Çok eski devirlerden günümüze dek varlığını hiç kaybetmeyen, esrarengiz biçimde tarihteki insanlarla ortak noktamız haline gelen şeydir “batıl inanç”. Wuttke’ye göre eşyaya doğaüstü, insana da insanüstü nitelikler atfetme şeklinde tanımlanan “batıl inanç”, sözlükte ise “doğaüstü olaylara, gizli ve akıl dışı güçlere, kehanetlere aşırı derecede bağlı boş inanç, batıl itikat” olarak geçmektedir. O zaman bunlar psikolojik bir rahatlama mı, yoksa bir rahatsızlık mıdır?
İnsan, doğası gereği eksik bir varlıktır ve bu eksik bilgilerine dayanarak çıkarımlarda bulunur. Olaylar ve nesneler arasında daima bir bağlantı kurmaya çalışır. Dolayısıyla kimi zaman mantığa aykırı sonuçlar çıkarabilir. Bu sebeplerden ötürü de insan kendini iyi hissetmek için zaman zaman bu tarz inançlara sahip olur ve bunu davranışlarında bol bol gösterir. Bunun en yaygın örneklerinden biri tahtaya vurmaktır. Tahtaya vurmanın çıkış öykülerinden biri de insanların korunma isteği, yani korkularıdır. Başka yaygın bir batıl inanç olan dört yapraklı yoncanın şans getirmesi ise yine insanların kendilerini kötülüklerden korumak için başvurduğu bir yoldur. Yani bu ve bunun gibi çoğu batıl inanç, aslında insanların duydukları bir rahatsızlıktan ötürü kendilerini rahatlatma biçimidir diyebiliriz.

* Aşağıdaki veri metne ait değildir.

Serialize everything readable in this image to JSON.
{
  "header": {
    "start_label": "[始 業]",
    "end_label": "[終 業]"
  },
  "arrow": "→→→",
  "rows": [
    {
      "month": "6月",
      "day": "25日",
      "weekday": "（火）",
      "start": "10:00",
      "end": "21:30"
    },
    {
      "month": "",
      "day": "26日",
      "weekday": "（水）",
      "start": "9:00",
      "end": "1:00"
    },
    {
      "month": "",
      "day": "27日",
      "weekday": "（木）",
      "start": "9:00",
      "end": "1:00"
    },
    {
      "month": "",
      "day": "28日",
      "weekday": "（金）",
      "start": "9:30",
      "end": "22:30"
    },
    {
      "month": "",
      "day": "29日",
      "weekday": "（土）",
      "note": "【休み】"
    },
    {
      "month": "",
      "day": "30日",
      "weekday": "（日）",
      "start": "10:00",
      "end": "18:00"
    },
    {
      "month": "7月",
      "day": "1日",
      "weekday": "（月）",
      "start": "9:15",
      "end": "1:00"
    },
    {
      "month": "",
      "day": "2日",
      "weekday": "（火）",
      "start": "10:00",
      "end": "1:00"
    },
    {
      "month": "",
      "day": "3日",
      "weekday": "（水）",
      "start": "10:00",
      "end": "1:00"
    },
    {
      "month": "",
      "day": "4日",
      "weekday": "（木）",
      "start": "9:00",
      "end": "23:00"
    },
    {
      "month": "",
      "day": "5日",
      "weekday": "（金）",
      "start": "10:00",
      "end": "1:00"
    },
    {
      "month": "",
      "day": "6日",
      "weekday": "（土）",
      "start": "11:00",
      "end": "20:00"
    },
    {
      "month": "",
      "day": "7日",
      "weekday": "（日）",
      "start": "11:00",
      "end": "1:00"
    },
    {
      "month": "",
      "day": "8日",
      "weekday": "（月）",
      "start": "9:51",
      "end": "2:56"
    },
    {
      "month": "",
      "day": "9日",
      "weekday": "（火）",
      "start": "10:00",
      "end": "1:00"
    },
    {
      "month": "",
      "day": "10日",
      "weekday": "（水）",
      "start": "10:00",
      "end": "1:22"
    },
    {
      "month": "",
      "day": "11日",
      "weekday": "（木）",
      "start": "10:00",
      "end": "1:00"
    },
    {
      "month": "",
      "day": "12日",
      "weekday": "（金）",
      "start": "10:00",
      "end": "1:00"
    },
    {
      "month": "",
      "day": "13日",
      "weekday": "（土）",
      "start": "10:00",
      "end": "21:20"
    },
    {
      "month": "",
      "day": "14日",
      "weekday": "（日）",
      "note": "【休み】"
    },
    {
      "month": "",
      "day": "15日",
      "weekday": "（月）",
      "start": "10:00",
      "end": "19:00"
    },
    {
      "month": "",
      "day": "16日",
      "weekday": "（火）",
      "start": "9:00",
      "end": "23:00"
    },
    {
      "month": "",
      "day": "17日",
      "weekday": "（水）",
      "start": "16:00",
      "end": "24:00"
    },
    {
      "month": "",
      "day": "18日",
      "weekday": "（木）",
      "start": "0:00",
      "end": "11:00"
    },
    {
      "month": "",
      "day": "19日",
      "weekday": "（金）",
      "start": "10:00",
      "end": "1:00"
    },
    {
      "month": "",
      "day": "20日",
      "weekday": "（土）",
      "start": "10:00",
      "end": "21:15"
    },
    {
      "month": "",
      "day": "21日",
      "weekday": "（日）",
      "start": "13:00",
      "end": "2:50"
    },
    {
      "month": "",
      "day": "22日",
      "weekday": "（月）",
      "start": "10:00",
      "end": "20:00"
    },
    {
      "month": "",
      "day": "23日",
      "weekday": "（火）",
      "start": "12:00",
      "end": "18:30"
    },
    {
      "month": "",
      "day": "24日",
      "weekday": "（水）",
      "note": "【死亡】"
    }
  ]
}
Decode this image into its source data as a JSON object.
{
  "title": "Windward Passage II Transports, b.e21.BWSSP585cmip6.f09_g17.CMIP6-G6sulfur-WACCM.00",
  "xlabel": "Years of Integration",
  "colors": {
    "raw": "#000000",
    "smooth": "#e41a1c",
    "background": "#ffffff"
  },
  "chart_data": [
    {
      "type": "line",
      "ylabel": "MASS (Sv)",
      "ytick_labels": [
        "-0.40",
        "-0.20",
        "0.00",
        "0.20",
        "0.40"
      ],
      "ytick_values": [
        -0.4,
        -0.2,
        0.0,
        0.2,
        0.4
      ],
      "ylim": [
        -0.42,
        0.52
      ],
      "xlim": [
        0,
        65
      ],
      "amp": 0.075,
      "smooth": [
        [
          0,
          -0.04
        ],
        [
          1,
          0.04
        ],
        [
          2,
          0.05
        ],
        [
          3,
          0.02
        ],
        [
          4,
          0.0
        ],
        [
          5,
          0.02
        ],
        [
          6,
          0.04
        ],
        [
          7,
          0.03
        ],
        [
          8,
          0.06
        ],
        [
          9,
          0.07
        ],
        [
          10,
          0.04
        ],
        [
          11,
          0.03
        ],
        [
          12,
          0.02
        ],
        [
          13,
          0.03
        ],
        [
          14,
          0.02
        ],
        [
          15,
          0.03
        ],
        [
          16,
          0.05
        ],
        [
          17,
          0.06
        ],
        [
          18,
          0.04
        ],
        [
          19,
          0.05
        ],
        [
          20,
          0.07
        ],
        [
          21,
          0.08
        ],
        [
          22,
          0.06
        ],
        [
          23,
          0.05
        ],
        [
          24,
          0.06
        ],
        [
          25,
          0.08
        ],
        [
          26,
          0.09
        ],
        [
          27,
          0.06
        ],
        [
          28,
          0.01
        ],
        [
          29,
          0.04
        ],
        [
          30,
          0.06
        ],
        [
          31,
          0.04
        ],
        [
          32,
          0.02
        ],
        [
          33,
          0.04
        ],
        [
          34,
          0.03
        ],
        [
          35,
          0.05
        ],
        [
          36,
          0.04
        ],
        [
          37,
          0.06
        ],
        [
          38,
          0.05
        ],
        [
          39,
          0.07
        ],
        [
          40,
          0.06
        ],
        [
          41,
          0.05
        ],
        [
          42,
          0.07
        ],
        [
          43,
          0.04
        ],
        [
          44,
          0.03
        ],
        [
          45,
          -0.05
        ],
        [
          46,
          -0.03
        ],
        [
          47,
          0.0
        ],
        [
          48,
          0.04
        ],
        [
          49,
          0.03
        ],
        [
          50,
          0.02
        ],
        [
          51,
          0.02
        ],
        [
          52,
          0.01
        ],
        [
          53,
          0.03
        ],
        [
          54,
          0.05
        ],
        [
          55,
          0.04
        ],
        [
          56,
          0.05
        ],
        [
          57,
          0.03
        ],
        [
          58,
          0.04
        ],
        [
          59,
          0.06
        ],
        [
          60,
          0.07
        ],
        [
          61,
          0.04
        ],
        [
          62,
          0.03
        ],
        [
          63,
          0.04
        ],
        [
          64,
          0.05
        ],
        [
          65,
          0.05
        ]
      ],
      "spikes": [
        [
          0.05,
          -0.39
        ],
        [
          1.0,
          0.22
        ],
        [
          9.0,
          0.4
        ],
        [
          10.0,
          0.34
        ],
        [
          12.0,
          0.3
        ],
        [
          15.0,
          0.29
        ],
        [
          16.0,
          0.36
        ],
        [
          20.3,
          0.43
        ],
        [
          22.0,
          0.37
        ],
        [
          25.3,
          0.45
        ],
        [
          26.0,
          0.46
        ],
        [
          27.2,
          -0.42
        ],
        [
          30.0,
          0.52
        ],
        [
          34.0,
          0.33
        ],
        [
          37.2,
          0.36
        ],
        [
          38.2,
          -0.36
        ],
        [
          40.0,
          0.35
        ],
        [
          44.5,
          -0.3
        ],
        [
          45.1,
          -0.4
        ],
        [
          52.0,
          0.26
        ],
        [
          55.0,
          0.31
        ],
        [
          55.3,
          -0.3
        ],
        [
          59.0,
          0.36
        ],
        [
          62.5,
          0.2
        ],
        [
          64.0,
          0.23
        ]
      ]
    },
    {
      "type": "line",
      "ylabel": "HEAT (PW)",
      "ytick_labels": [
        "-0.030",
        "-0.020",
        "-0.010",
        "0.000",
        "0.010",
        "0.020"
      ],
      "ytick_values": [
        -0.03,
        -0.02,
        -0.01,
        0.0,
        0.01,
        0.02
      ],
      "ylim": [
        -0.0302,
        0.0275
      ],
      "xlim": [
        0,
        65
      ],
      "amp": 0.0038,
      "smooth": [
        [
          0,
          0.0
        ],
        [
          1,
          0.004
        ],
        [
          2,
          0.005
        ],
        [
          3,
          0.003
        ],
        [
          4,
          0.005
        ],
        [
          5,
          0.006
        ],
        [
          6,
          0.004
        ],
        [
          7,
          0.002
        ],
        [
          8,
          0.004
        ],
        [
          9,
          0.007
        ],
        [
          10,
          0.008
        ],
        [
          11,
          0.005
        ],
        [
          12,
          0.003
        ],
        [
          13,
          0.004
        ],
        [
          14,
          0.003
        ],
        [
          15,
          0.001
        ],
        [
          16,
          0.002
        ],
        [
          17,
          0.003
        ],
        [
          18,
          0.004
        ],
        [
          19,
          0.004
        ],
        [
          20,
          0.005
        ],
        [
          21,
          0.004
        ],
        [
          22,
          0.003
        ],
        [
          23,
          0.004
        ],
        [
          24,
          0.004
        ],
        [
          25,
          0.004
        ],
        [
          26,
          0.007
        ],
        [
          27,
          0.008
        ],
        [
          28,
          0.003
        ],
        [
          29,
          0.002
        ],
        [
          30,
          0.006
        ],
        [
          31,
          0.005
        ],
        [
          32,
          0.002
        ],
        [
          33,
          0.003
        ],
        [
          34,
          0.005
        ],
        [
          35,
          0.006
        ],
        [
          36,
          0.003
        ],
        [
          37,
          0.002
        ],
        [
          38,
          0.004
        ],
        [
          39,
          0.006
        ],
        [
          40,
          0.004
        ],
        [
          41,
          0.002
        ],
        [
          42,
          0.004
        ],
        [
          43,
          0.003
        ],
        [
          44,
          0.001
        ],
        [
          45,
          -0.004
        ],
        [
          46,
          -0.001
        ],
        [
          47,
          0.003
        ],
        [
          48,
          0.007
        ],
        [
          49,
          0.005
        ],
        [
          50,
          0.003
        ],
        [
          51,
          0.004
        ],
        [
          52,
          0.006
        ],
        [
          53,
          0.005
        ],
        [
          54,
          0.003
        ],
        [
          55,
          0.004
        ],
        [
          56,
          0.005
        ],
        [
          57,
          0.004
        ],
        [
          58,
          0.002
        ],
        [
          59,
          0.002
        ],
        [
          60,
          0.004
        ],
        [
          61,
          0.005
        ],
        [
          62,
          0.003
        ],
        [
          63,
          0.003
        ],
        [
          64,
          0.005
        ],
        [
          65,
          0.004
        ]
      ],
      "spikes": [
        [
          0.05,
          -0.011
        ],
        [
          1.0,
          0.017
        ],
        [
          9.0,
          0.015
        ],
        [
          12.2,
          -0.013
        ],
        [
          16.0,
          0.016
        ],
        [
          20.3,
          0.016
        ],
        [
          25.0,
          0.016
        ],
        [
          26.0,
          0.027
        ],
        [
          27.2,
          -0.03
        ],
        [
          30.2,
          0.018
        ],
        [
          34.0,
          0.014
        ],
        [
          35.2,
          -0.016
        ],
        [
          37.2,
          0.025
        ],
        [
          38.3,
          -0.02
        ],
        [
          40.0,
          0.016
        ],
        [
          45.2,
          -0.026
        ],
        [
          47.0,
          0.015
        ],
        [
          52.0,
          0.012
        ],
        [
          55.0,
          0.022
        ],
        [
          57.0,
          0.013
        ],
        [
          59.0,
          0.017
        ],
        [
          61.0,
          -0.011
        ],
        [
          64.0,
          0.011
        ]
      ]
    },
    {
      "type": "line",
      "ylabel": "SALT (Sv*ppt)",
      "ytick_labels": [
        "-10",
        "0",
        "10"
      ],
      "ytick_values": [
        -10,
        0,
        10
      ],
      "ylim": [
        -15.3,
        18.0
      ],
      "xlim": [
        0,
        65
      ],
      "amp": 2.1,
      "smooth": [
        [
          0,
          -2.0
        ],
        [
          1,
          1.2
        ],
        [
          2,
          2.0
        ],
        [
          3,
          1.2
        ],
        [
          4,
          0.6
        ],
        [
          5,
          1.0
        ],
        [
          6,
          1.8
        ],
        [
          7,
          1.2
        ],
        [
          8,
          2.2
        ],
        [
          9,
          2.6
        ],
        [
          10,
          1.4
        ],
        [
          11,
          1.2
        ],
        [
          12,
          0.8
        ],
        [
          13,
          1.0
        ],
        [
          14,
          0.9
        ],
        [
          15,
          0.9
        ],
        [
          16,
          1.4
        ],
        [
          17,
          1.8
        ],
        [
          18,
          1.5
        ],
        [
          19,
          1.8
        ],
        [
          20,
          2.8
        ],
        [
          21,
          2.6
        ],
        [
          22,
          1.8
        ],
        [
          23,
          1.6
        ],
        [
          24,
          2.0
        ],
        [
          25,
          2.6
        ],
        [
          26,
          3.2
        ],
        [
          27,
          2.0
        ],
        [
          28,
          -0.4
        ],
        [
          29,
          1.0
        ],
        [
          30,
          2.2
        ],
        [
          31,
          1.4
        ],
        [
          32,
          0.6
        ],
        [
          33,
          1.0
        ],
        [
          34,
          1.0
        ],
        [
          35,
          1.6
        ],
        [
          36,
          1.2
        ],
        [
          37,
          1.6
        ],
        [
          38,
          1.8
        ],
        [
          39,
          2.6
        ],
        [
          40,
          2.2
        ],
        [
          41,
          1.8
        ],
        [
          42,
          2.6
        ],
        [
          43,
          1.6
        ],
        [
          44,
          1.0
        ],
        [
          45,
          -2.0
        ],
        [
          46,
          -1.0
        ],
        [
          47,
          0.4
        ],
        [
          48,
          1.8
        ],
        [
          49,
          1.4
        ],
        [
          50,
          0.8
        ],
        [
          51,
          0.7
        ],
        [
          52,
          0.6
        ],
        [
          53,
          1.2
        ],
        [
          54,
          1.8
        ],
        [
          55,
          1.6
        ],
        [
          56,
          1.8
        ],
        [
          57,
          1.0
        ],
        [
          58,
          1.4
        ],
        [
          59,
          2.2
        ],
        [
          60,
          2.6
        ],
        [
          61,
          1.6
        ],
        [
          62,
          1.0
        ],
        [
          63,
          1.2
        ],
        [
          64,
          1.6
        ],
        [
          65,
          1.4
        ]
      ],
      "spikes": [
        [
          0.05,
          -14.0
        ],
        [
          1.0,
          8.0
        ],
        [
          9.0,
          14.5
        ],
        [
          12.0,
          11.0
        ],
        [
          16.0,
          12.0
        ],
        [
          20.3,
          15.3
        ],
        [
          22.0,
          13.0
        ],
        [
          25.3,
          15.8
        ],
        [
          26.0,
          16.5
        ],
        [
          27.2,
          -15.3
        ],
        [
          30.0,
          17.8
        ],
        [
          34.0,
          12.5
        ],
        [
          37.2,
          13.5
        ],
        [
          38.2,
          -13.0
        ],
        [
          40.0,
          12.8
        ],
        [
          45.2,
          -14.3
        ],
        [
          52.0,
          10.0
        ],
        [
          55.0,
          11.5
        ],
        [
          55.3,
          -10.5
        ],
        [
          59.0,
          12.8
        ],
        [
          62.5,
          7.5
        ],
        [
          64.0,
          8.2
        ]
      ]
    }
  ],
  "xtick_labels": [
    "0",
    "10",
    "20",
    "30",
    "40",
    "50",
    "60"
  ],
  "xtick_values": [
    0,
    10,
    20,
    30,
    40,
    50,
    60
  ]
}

Dünyada ve ülkemizde geçerli olan bazı batıl inançlara örnek verelim: kara kedi görmenin uğursuzluk getirmesi, avucun kaşınması halinde bir yerden para gelmesi, biri sizi anarsa kulağınızın çınlaması, merdiven altından geçmenin ve ayna kırmanın uğursuzluk getirmesi, at nalının uğur getirmesi, 13 sayısının uğursuz olması (bu inanç o kadar yaygındır ki yurt dışındaki çoğu otelde 13 numaralı oda bulunmamaktadır), dilek havuzuna para atılması… Buradan da görüldüğü üzere bu davranışların ve inançların pek çoğumuzun hayatında büyük bir yer kapladığı aşikar. İşin ilginç tarafı, hepsinin özünde bazı nedenlere dayanması.
Batıl inançların psiko-sosyolojik nedenleri nelerdir diyecek olursak, başlıca “geleceği bilme isteği”, “korku ve stres”, “çaresizlik”, “güvende hissetmeye ihtiyaç duyma”, “belirsizlik hissiyatı”, “sorumluluğu başka şeylere yükleme” gibi kategorilerinden bahsedebiliriz. Geneline baktığımızda karşılaştığımız tablo yine insanların refah içinde hissetme ve huzur bulma amacıyla yaptıkları davranışları gösteriyor.
Peki bu inançların psikolojik rahatsızlıklarla bir alakası var mı? Yapılan araştırmalara göre evet, var. Çünkü baskıcı bir ortamda yetişenlerde ve ön yargılı insanlarda batıl inançlara eğilim daha fazla. Fakat yine araştırmalar pek çok batıl inanç ve davranışın anormal sayılamayacağını göstermiş. Bu gerekçeyle de bunu bir rahatsızlık sayamayız.
Sonuç olarak, yüzlerce hatta binlerce yıldır süregelen ve toplumda yaygın olarak karşılaştığımız batıl inançlar bir rahatsızlık değil, rahatsızlıktan kurtulmak için başvurulan psikolojik rahatlama yollarıdır. Kimileri neredeyse bir gelenek olma seviyesine gelen bu tarz inanışların geçmişte ve şimdiki dünyada bu denli çok görülmesi de aslında bunun sorun olmadığını, gayet olağan bir durum teşkil ettiğini gözler önüne seriyor.